Nas receitas propostas pelo chef Troisgros, em que o foie gras recebe uma série de parceiros repletos de caráter e texturas, as harmonizações se tornam complexas e desafiadoras. O escalope poêlée terá um aporte extra de tendência amarga do caju e da mostarda, de tendência ácida do vinagrete, de tendência doce, ou doçura propriamente dita, do mel e, finalmente, de picante da mostarda. Os elementos de dureza (amargor, acidez e picante) do prato precisarão encontrar conforto de maciez no vinho, seja de açúcar, álcool ou glicerina, e parece-me que os três vinhos propostos respondem bem a este quesito. A acidez do Riesling alsaciano poderá decretar a sua derrota dependendo da presença ácida do vinagrete no equilíbrio global do prato. Da mesma forma o poderoso Mavrodaphne de Patras poderá sair prejudicado pela presença de taninos atuando sinergicamente com o amargor do caju. Acho que o Sauternes seria uma escolha mais sábia.

Na codorna, o Foie não é protagonista, e trará untuosidade à ave, acompanhada de um molho de açaí, nossa saborosa fruta de caráter terroso e aromas de alcaçuz.
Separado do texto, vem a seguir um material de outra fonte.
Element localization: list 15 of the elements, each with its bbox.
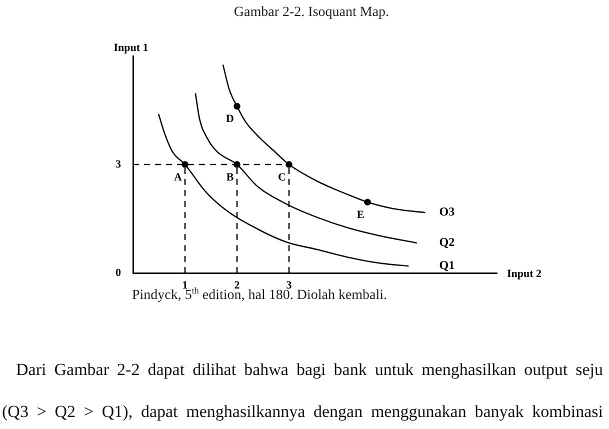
annotation: A [174,171,182,184]
chart-title: Gambar 2-2. Isoquant Map. [232,4,390,22]
text: Dari Gambar 2-2 dapat dilihat bahwa bagi bank untuk menghasilkan output seju [15,359,603,381]
text: Q1 [439,258,455,272]
annotation: B [226,171,234,184]
annotation: C [278,171,286,184]
y-tick-label: 0 [116,266,122,279]
series-label: Q2 [439,235,455,250]
text: (Q3 > Q2 > Q1), dapat menghasilkannya dengan menggunakan banyak kombinasi [2,401,603,423]
x-tick-label: 2 [234,279,240,292]
annotation: D [226,113,234,126]
x-axis-title: Input 2 [507,268,542,280]
y-axis-title: Input 1 [114,42,148,54]
annotation: E [356,208,364,221]
series-label: O3 [439,204,455,219]
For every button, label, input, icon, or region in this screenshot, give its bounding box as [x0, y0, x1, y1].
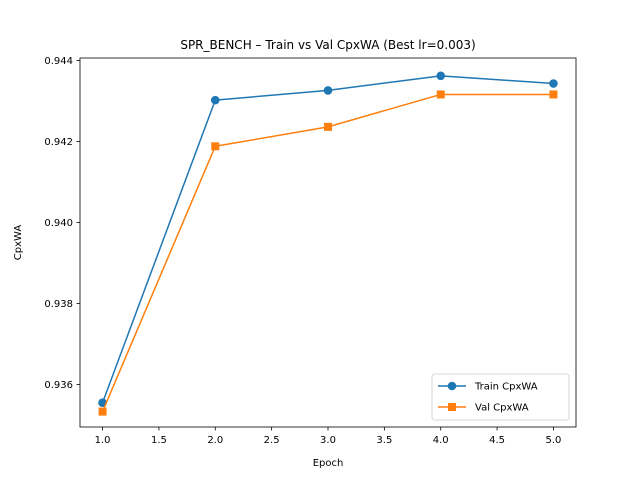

Acredito que o Nebbiolo argentino, apesar da potência um pouco acima da do prato, irá ecoar bem esta característica olfativa de alcaçuz do molho, e terá seus taninos amortecidos pelo fígado untuoso. O Borgonha Fixin possui uma estrutura mais adequada à receita, mas seu equilíbrio ao frescor poderá conflitar com a acidez do molho. O Chassagne Montrachet branco é suficientemente intenso e alcoólico para cortejar a codorna e enxugar seu recheio untuoso, mas não aprecio muito a união de molhos de frutas vermelhas com vinhos de cor branca, embora não condene casamentos interraciais em nenhuma instância, mesmo na enogastronomia.